Contextualization (here, it would mean putting the concept of species in a historical or cultural context) would have allowed readers to appreciate that the word “species” is loaded with meaning because it inevitably brings values and politics into the picture. Concern with the meaning of race in humans, in all its ugly manifestations, has dominated discussions of taxonomy from Linnaeus onward, a fact that is given minimal or no attention in this book, as though it were not a critical feature of the history of classification. At one point, Wilkins cites a loaded entry from Dobzhansky's 1951 edition of Genetics and the Origin of Species about human races, but avoids substantive discussion of it, preferring instead to use it as an argument against Mayr's insertion of “typological” thinking into the synthesis. In fact, an emphasis on populations, and on individual differences, which characterized the synthesis and stressed the process of speciation, enabled a more dynamic view of races, species, and ultimately the wider evolutionary picture. That bigger picture really should have formed a critical part of the latter part of this book, especially because Wilkins laudably calls for a de-essentialized view of humans in the conclusion.

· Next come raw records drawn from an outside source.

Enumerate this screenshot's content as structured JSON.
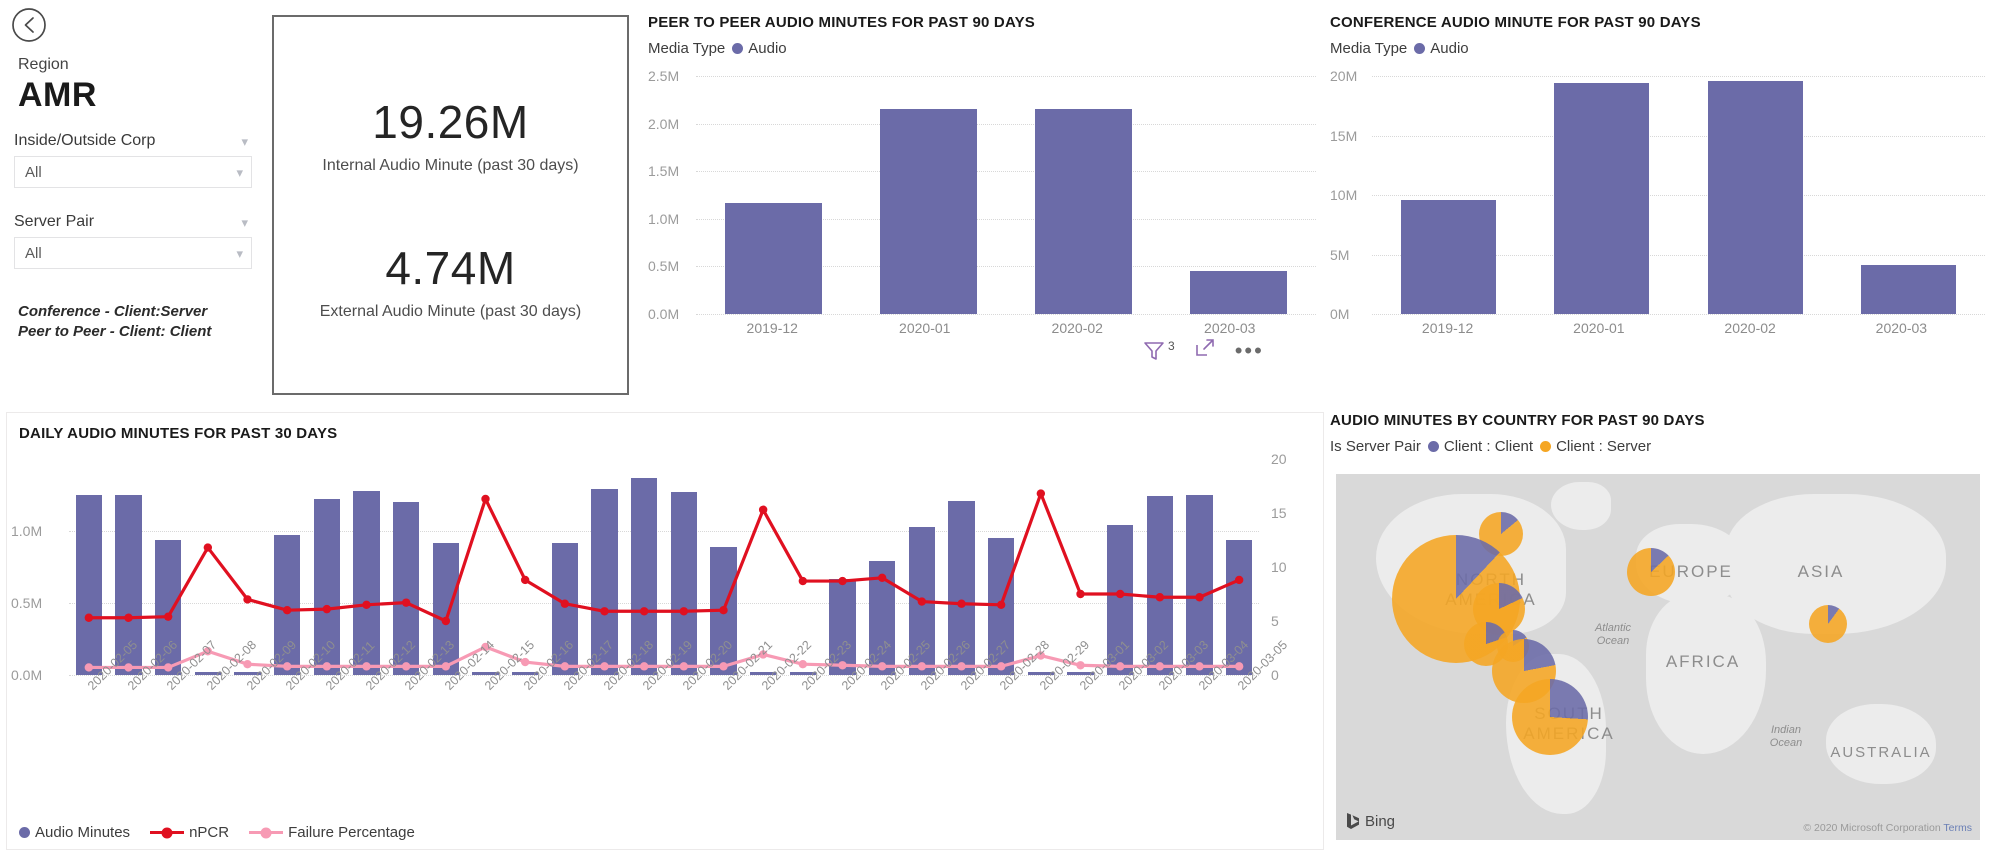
{
  "nav": {
    "back_icon": "back-arrow-icon"
  },
  "filters": {
    "region_label": "Region",
    "region_value": "AMR",
    "slicers": [
      {
        "title": "Inside/Outside Corp",
        "value": "All"
      },
      {
        "title": "Server Pair",
        "value": "All"
      }
    ],
    "note_line1": "Conference - Client:Server",
    "note_line2": "Peer to Peer - Client: Client"
  },
  "kpi": {
    "internal_value": "19.26M",
    "internal_label": "Internal Audio Minute (past 30 days)",
    "external_value": "4.74M",
    "external_label": "External Audio Minute (past 30 days)"
  },
  "peer_chart": {
    "title": "PEER TO PEER AUDIO MINUTES FOR PAST 90 DAYS",
    "legend_title": "Media Type",
    "legend_series": "Audio",
    "footer": {
      "filter_count": "3",
      "filter_icon": "filter-icon",
      "focus_icon": "focus-mode-icon",
      "more_icon": "more-options-icon"
    }
  },
  "conference_chart": {
    "title": "CONFERENCE AUDIO MINUTE FOR PAST 90 DAYS",
    "legend_title": "Media Type",
    "legend_series": "Audio"
  },
  "daily_chart": {
    "title": "DAILY AUDIO MINUTES FOR PAST 30 DAYS",
    "legend": [
      {
        "label": "Audio Minutes",
        "kind": "dot"
      },
      {
        "label": "nPCR",
        "kind": "line"
      },
      {
        "label": "Failure Percentage",
        "kind": "line"
      }
    ]
  },
  "map_chart": {
    "title": "AUDIO MINUTES BY COUNTRY FOR PAST 90 DAYS",
    "legend_title": "Is Server Pair",
    "legend_items": [
      {
        "label": "Client : Client",
        "color": "#6b6ba8"
      },
      {
        "label": "Client : Server",
        "color": "#f5a623"
      }
    ],
    "provider": "Bing",
    "attribution": "© 2020 Microsoft Corporation",
    "attribution_link": "Terms",
    "continent_labels": [
      "NORTH AMERICA",
      "SOUTH AMERICA",
      "EUROPE",
      "ASIA",
      "AFRICA",
      "AUSTRALIA"
    ],
    "ocean_labels": [
      "Atlantic Ocean",
      "Indian Ocean"
    ],
    "yticks": [
      "20",
      "15",
      "10",
      "5",
      "0"
    ]
  },
  "colors": {
    "bar": "#6b6ba8",
    "npcr_line": "#e01020",
    "failure_line": "#f79ab4",
    "client_server": "#f5a623",
    "grid": "#d8d8d8"
  },
  "chart_data": [
    {
      "type": "bar",
      "id": "peer_to_peer",
      "title": "PEER TO PEER AUDIO MINUTES FOR PAST 90 DAYS",
      "categories": [
        "2019-12",
        "2020-01",
        "2020-02",
        "2020-03"
      ],
      "values": [
        1.17,
        2.15,
        2.15,
        0.45
      ],
      "series_name": "Audio",
      "ylabel": "",
      "xlabel": "",
      "ylim": [
        0,
        2.5
      ],
      "yticks": [
        0,
        0.5,
        1.0,
        1.5,
        2.0,
        2.5
      ],
      "ytick_labels": [
        "0.0M",
        "0.5M",
        "1.0M",
        "1.5M",
        "2.0M",
        "2.5M"
      ],
      "grid": true,
      "legend_position": "top"
    },
    {
      "type": "bar",
      "id": "conference",
      "title": "CONFERENCE AUDIO MINUTE FOR PAST 90 DAYS",
      "categories": [
        "2019-12",
        "2020-01",
        "2020-02",
        "2020-03"
      ],
      "values": [
        9.6,
        19.4,
        19.6,
        4.1
      ],
      "series_name": "Audio",
      "ylabel": "",
      "xlabel": "",
      "ylim": [
        0,
        20
      ],
      "yticks": [
        0,
        5,
        10,
        15,
        20
      ],
      "ytick_labels": [
        "0M",
        "5M",
        "10M",
        "15M",
        "20M"
      ],
      "grid": true,
      "legend_position": "top"
    },
    {
      "type": "bar",
      "id": "daily_audio_minutes",
      "title": "DAILY AUDIO MINUTES FOR PAST 30 DAYS",
      "categories": [
        "2020-02-05",
        "2020-02-06",
        "2020-02-07",
        "2020-02-08",
        "2020-02-09",
        "2020-02-10",
        "2020-02-11",
        "2020-02-12",
        "2020-02-13",
        "2020-02-14",
        "2020-02-15",
        "2020-02-16",
        "2020-02-17",
        "2020-02-18",
        "2020-02-19",
        "2020-02-20",
        "2020-02-21",
        "2020-02-22",
        "2020-02-23",
        "2020-02-24",
        "2020-02-25",
        "2020-02-26",
        "2020-02-27",
        "2020-02-28",
        "2020-02-29",
        "2020-03-01",
        "2020-03-02",
        "2020-03-03",
        "2020-03-04",
        "2020-03-05"
      ],
      "ylim": [
        0,
        1.5
      ],
      "yticks": [
        0,
        0.5,
        1.0
      ],
      "ytick_labels": [
        "0.0M",
        "0.5M",
        "1.0M"
      ],
      "y2lim": [
        0,
        20
      ],
      "grid": true,
      "legend_position": "bottom",
      "series": [
        {
          "name": "Audio Minutes",
          "type": "bar",
          "axis": "left",
          "values": [
            1.25,
            1.25,
            0.94,
            0.02,
            0.02,
            0.97,
            1.22,
            1.28,
            1.2,
            0.92,
            0.02,
            0.02,
            0.92,
            1.29,
            1.37,
            1.27,
            0.89,
            0.02,
            0.02,
            0.67,
            0.79,
            1.03,
            1.21,
            0.95,
            0.02,
            0.02,
            1.04,
            1.24,
            1.25,
            0.94
          ]
        },
        {
          "name": "nPCR",
          "type": "line",
          "axis": "right",
          "values": [
            5.3,
            5.3,
            5.4,
            11.8,
            7.0,
            6.0,
            6.1,
            6.5,
            6.7,
            5.0,
            16.3,
            8.8,
            6.6,
            5.9,
            5.9,
            5.9,
            6.0,
            15.3,
            8.7,
            8.7,
            9.0,
            6.8,
            6.6,
            6.5,
            16.8,
            7.5,
            7.5,
            7.2,
            7.2,
            8.8
          ]
        },
        {
          "name": "Failure Percentage",
          "type": "line",
          "axis": "right",
          "values": [
            0.7,
            0.7,
            0.7,
            2.2,
            1.0,
            0.8,
            0.8,
            0.8,
            0.8,
            0.8,
            2.6,
            1.2,
            0.8,
            0.8,
            0.8,
            0.8,
            0.8,
            1.9,
            1.0,
            0.9,
            0.8,
            0.8,
            0.8,
            0.8,
            1.8,
            0.9,
            0.8,
            0.8,
            0.8,
            0.8
          ]
        }
      ]
    },
    {
      "type": "scatter",
      "id": "audio_minutes_by_country_map",
      "title": "AUDIO MINUTES BY COUNTRY FOR PAST 90 DAYS",
      "legend_title": "Is Server Pair",
      "series": [
        {
          "name": "Client : Client",
          "color": "#6b6ba8"
        },
        {
          "name": "Client : Server",
          "color": "#f5a623"
        }
      ],
      "bubbles": [
        {
          "x": 165,
          "y": 60,
          "r": 22,
          "client_client_pct": 14
        },
        {
          "x": 120,
          "y": 125,
          "r": 64,
          "client_client_pct": 12
        },
        {
          "x": 163,
          "y": 135,
          "r": 26,
          "client_client_pct": 18
        },
        {
          "x": 150,
          "y": 170,
          "r": 22,
          "client_client_pct": 20
        },
        {
          "x": 177,
          "y": 172,
          "r": 16,
          "client_client_pct": 16
        },
        {
          "x": 188,
          "y": 197,
          "r": 32,
          "client_client_pct": 22
        },
        {
          "x": 214,
          "y": 243,
          "r": 38,
          "client_client_pct": 26
        },
        {
          "x": 315,
          "y": 98,
          "r": 24,
          "client_client_pct": 13
        },
        {
          "x": 492,
          "y": 150,
          "r": 19,
          "client_client_pct": 10
        }
      ]
    }
  ]
}
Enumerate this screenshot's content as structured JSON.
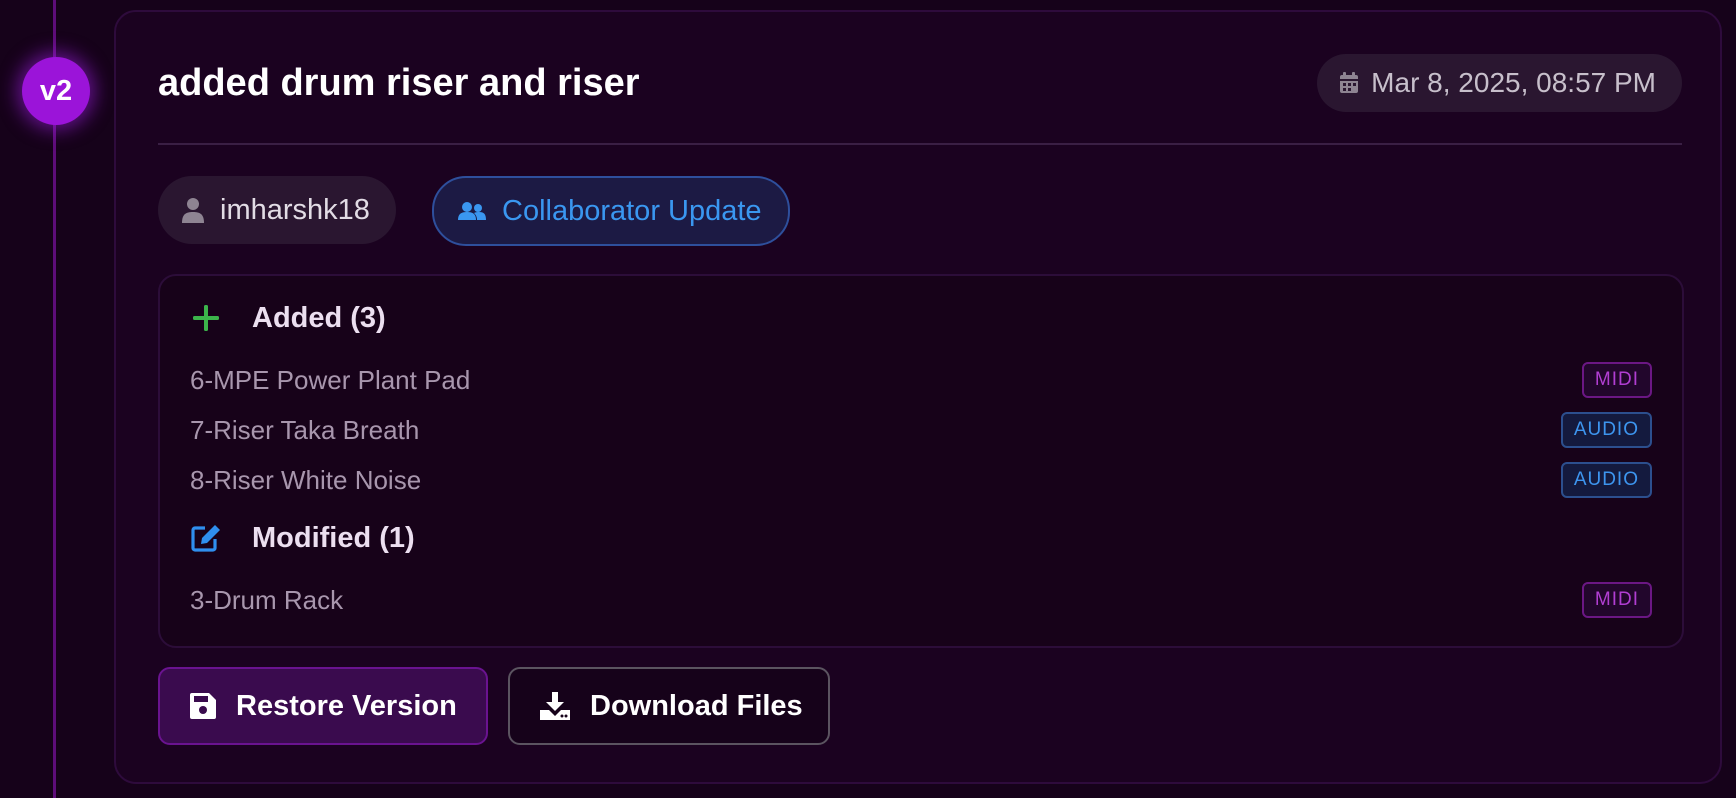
{
  "version": {
    "badge": "v2"
  },
  "card": {
    "title": "added drum riser and riser",
    "timestamp": "Mar 8, 2025, 08:57 PM",
    "author": "imharshk18",
    "update_type": "Collaborator Update"
  },
  "changes": {
    "added": {
      "heading": "Added (3)",
      "items": [
        {
          "name": "6-MPE Power Plant Pad",
          "type": "MIDI"
        },
        {
          "name": "7-Riser Taka Breath",
          "type": "AUDIO"
        },
        {
          "name": "8-Riser White Noise",
          "type": "AUDIO"
        }
      ]
    },
    "modified": {
      "heading": "Modified (1)",
      "items": [
        {
          "name": "3-Drum Rack",
          "type": "MIDI"
        }
      ]
    }
  },
  "actions": {
    "restore_label": "Restore Version",
    "download_label": "Download Files"
  },
  "colors": {
    "accent_purple": "#9b14d9",
    "added_green": "#3cb44b",
    "modified_blue": "#2f8fee",
    "midi_tag": "#b13ed2",
    "audio_tag": "#3d95ef"
  },
  "icons": {
    "date": "calendar-icon",
    "author": "user-icon",
    "collaborator": "users-icon",
    "added": "plus-icon",
    "modified": "edit-icon",
    "restore": "save-icon",
    "download": "download-icon"
  }
}
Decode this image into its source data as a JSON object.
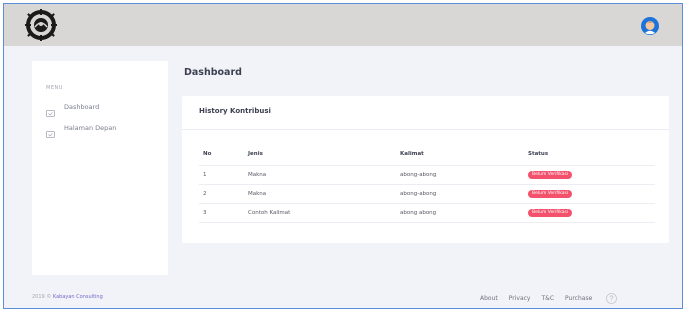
{
  "header": {
    "logo_icon": "university-seal-icon",
    "avatar_icon": "user-avatar-icon",
    "accent_color": "#1e73d8"
  },
  "sidebar": {
    "menu_title": "MENU",
    "items": [
      {
        "label": "Dashboard",
        "icon": "monitor-icon"
      },
      {
        "label": "Halaman Depan",
        "icon": "monitor-icon"
      }
    ]
  },
  "main": {
    "page_title": "Dashboard",
    "card": {
      "title": "History Kontribusi",
      "columns": [
        "No",
        "Jenis",
        "Kalimat",
        "Status"
      ],
      "rows": [
        {
          "no": "1",
          "jenis": "Makna",
          "kalimat": "abong-abong",
          "status": "Belum Verifikasi"
        },
        {
          "no": "2",
          "jenis": "Makna",
          "kalimat": "abong-abong",
          "status": "Belum Verifikasi"
        },
        {
          "no": "3",
          "jenis": "Contoh Kalimat",
          "kalimat": "abong abong",
          "status": "Belum Verifikasi"
        }
      ],
      "status_color": "#f4516c"
    }
  },
  "footer": {
    "copyright_prefix": "2019 © ",
    "brand": "Kabayan Consulting",
    "links": [
      "About",
      "Privacy",
      "T&C",
      "Purchase"
    ],
    "help_icon": "question-circle-icon"
  }
}
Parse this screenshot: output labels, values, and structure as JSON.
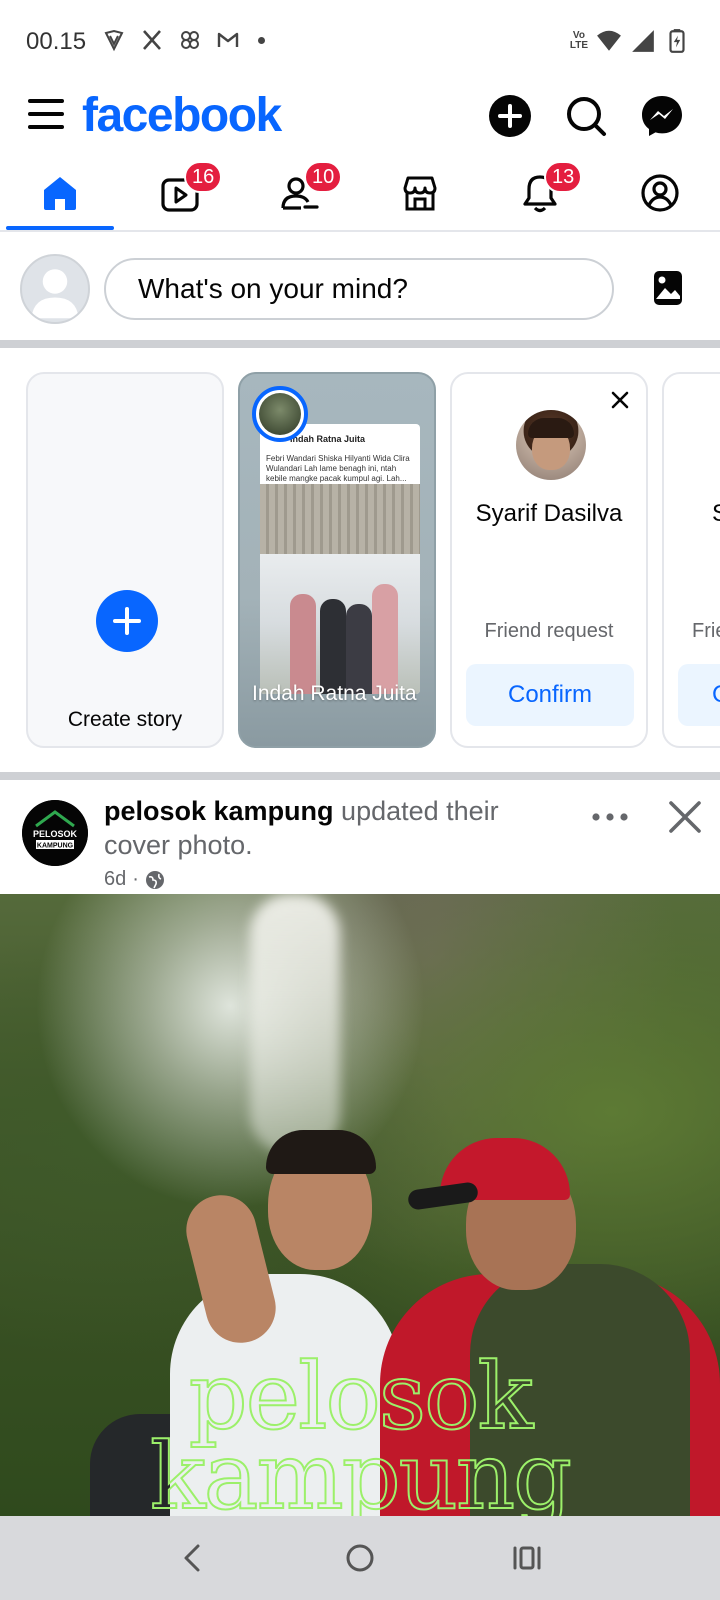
{
  "status_bar": {
    "time": "00.15",
    "left_icons": [
      "vpn-shield-icon",
      "x-app-icon",
      "pinwheel-icon",
      "gmail-icon",
      "notification-dot-icon"
    ],
    "volte": [
      "Vo",
      "LTE"
    ],
    "right_icons": [
      "wifi-icon",
      "signal-icon",
      "battery-charging-icon"
    ]
  },
  "header": {
    "logo": "facebook",
    "brand_color": "#0866ff",
    "actions": [
      "create-icon",
      "search-icon",
      "messenger-icon"
    ]
  },
  "tabs": [
    {
      "name": "home",
      "icon": "home-icon",
      "active": true,
      "badge": ""
    },
    {
      "name": "video",
      "icon": "video-icon",
      "active": false,
      "badge": "16"
    },
    {
      "name": "friends",
      "icon": "friends-icon",
      "active": false,
      "badge": "10"
    },
    {
      "name": "marketplace",
      "icon": "marketplace-icon",
      "active": false,
      "badge": ""
    },
    {
      "name": "notifications",
      "icon": "bell-icon",
      "active": false,
      "badge": "13"
    },
    {
      "name": "profile",
      "icon": "profile-icon",
      "active": false,
      "badge": ""
    }
  ],
  "composer": {
    "placeholder": "What's on your mind?"
  },
  "stories": {
    "create_label": "Create story",
    "story": {
      "name": "Indah Ratna Juita",
      "post_name": "Indah Ratna Juita",
      "post_text": "Febri Wandari Shiska Hilyanti Wida Clira Wulandari Lah lame benagh ini, ntah kebile mangke pacak kumpul agi. Lah..."
    },
    "friend_request": {
      "name": "Syarif Dasilva",
      "subtitle": "Friend request",
      "confirm_label": "Confirm"
    },
    "next_card": {
      "name_peek": "S",
      "subtitle_peek": "Frie",
      "button_peek": "C"
    }
  },
  "post": {
    "author": "pelosok kampung",
    "action": " updated their cover photo.",
    "time": "6d",
    "separator": "·",
    "privacy_icon": "globe-icon",
    "cover_text_line1": "pelosok",
    "cover_text_line2": "kampung",
    "avatar_text_1": "PELOSOK",
    "avatar_text_2": "KAMPUNG"
  },
  "nav_bar": {
    "buttons": [
      "back-icon",
      "home-circle-icon",
      "recents-icon"
    ]
  }
}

Clearly, Wilkins's project suffers from his philosophical agenda, a lack of knowledge of the history of biology and its sources, and a failure to apply the basic methodologies of historical scholarship. He repeats erroneous claims made by some philosophers that classification has not been of much interest, when in fact philosophers such as Michel Foucault and historians (and biologists) such as Stephen J. Gould and others have been drawing attention to the problems of classification for at least a generation. Classification does matter, and despite my criticisms, this book does have considerable value in drawing attention to it and to the problem of species. If Wilkins's work continues to broaden discussion of the complex history of species and its meaning, then Species: A History of the Idea will have served a good purpose. I recommend reading this book, but with more than a grain of salt.